The pros in Are We There Yet? suffer indignities, while the amateurs in A Midsummer Nights Dream hit a glorious Bottom

Sometimes I feel for actors. Sure, the professionals starring in the American Heartland Theatre’s Are We There Yet? have it all going for them: talent, ovations, livelihoods in which they’re doing what they love. At the same time, making that living means that they have to appear in shows like Are We There Yet? where, for all their gifts, they have to soldier through the rapping baby sketch every night.
Yes, a rapping baby. Poor, game Ken Remmert in a crib, wearing a bow, throws menacing hand gestures and boasts about soiling himself, while pseudo Fly Girls Cathy Barnett and Jessalyn Kincaid belt poo poo poo/poopy diapers. A fine drummer, Remmert pounds out his own 808-style beat with a pair of baby rattles, and the women, being professionals, gyrate with admirable spirit. That’s the mark of Equity actors.
The rapping baby is the nadir, and it would have to be unless the writers added Granny Dildo or Toilet Hitler. By its end, Are We There Yet? takes on a depth that’s surprising for a revue built of songs and scenes involving vague characters meant to evoke us all. Some rich stuff follows the cheap stuff. Barnett delivers a stirring monologue about gay adoption. Remmert straight-talks his way through a grown-up monologue about a man fearing Alzheimer’s disease, which runs in his family.
Kincaid and Tim Scott (yes, the Royals’ roving announcer) hit home runs with a set piece comparing a blind date with a roller-coaster ride. Like many of the numbers (all of them by John Glaudini), Kincaid’s and Scott’s are full-blown musical theater, with a narrative arc and internal drama (and reasonably clever rhymes). Under Paul Hough’s sensitive direction, Kincaid and Scott play real adults, melting for and hardening against each other with each new disclosure. The result is the rare romantic comedy that captures the first flush of feeling between people. (They’re aided by Daniel Doss’ fine piano accompaniment and Jerry Jay Cranford’s funny choreography.)
Remmert and Barnett also give accomplished performances, but they sometimes resort to caricature. With Scott and Kincaid, every character seems freshly realized before us. Early on, Scott delights in a long scene about a bored father suffering through his daughter’s opera recital. He’s playing an Everydad, moaning about how he’d rather be at a ball game or something, but instead of broadly playing dads in general, Scott plays this man in particular — and honestly. He sits in the audience, talk-singing in his lashing, rock-edge voice, hitting his jokes with a timing that’s impeccable even as it strikes us as reckless. He’s got abandon, but he’s not over-the-top. And to his great fortune, he’s nowhere near the rapping baby.
While the pros in Are We There Yet? play families living their everyday lives, the doing-it-for-the-love crew at the Barn Players are treating themselves to glorious specifics. Their impressive stab at A Midsummer Night’s Dream offers huge laughs, some hysterical violence and several outstanding performances. Most notably, it stars the strapping David Martin (not The Pitch writer of the same name) as Bottom, the ass-headed character, who is always the funniest thing in Shakespeare’s funniest of comedies. This Bottom is funnier still — with his gangling strut, his lunatic flourishes and his empty-headed smiles, he’s the most top-notch Bottom I’ve ever beheld. The final 20 minutes, when Bottom and company take on Pyramus and Thisbe, are pure dessert.

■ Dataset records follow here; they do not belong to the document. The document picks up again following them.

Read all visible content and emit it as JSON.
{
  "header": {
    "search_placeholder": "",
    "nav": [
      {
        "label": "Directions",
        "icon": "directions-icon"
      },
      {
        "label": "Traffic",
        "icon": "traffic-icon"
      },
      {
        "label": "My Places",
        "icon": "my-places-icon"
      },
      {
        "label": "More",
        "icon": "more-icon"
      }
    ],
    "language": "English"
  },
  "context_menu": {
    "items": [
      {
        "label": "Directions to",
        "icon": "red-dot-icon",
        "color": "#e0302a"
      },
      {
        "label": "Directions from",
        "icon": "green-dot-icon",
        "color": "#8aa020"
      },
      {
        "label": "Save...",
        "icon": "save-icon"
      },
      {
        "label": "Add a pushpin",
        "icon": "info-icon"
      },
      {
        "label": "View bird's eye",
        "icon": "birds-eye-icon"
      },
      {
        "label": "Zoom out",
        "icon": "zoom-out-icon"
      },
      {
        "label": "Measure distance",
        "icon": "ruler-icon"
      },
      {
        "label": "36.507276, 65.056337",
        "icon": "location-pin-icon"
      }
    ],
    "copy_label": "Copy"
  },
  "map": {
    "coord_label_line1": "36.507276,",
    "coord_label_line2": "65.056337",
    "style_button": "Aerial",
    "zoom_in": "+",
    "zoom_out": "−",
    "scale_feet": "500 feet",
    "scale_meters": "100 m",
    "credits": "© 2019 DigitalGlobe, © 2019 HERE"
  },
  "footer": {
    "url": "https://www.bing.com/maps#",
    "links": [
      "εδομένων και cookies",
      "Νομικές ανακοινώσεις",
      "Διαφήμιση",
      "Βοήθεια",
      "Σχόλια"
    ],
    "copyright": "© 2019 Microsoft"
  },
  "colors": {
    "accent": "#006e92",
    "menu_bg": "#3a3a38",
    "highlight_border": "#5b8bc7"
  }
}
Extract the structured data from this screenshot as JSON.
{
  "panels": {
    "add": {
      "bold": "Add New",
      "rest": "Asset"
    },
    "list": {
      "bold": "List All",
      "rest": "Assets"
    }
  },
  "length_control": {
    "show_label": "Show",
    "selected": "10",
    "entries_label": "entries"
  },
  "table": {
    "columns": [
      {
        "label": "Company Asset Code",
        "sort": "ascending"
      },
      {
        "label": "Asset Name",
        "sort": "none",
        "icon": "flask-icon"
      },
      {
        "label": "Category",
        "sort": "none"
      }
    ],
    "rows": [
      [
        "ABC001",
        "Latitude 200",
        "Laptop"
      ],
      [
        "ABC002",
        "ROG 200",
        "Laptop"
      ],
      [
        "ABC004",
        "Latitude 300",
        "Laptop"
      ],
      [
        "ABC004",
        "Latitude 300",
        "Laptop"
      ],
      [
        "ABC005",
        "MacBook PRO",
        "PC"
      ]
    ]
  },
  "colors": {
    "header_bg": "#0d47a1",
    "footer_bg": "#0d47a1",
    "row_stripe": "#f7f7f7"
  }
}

In a joyous, knockabout performance, Rachael Redler plays Puck as put-upon and childish, an earthly sprite stripped of the smugness that marks many characterizations. Her Puck is given to bizarre enthusiasms but still flits from place to place as if he’d rather be doing anything else. I also enjoyed Adam Luttrell, whose Lysander resembles a dew-eyed Gene Wilder, especially when spitting insults as sharp and brilliant as diamonds at the woman he’s supposed to love.
Director Jeremy Riggs strings memorable gags throughout Lysander’s brawl with Demetrius and the girl-on-girl action that follows. No play better captures the rambunctiousness of love, how it can ennoble, disgrace and transfigure us, and Riggs’ staging does justice to this truth. The set is a workaday dreamscape much improved by Cat Larrison’s moody lights. Some bits of pageantry carry on too long, and the music, by Nathan Towns, drowns out some speeches, including Puck’s apologia.
And here’s an apologia of my own: Because this is a community production, some minor performances hurt a little, and at least one actress fusses with her costume far too often. That’s the tragedy of Kansas City summertime theater: If you want to see a great play, you can’t always expect professionals.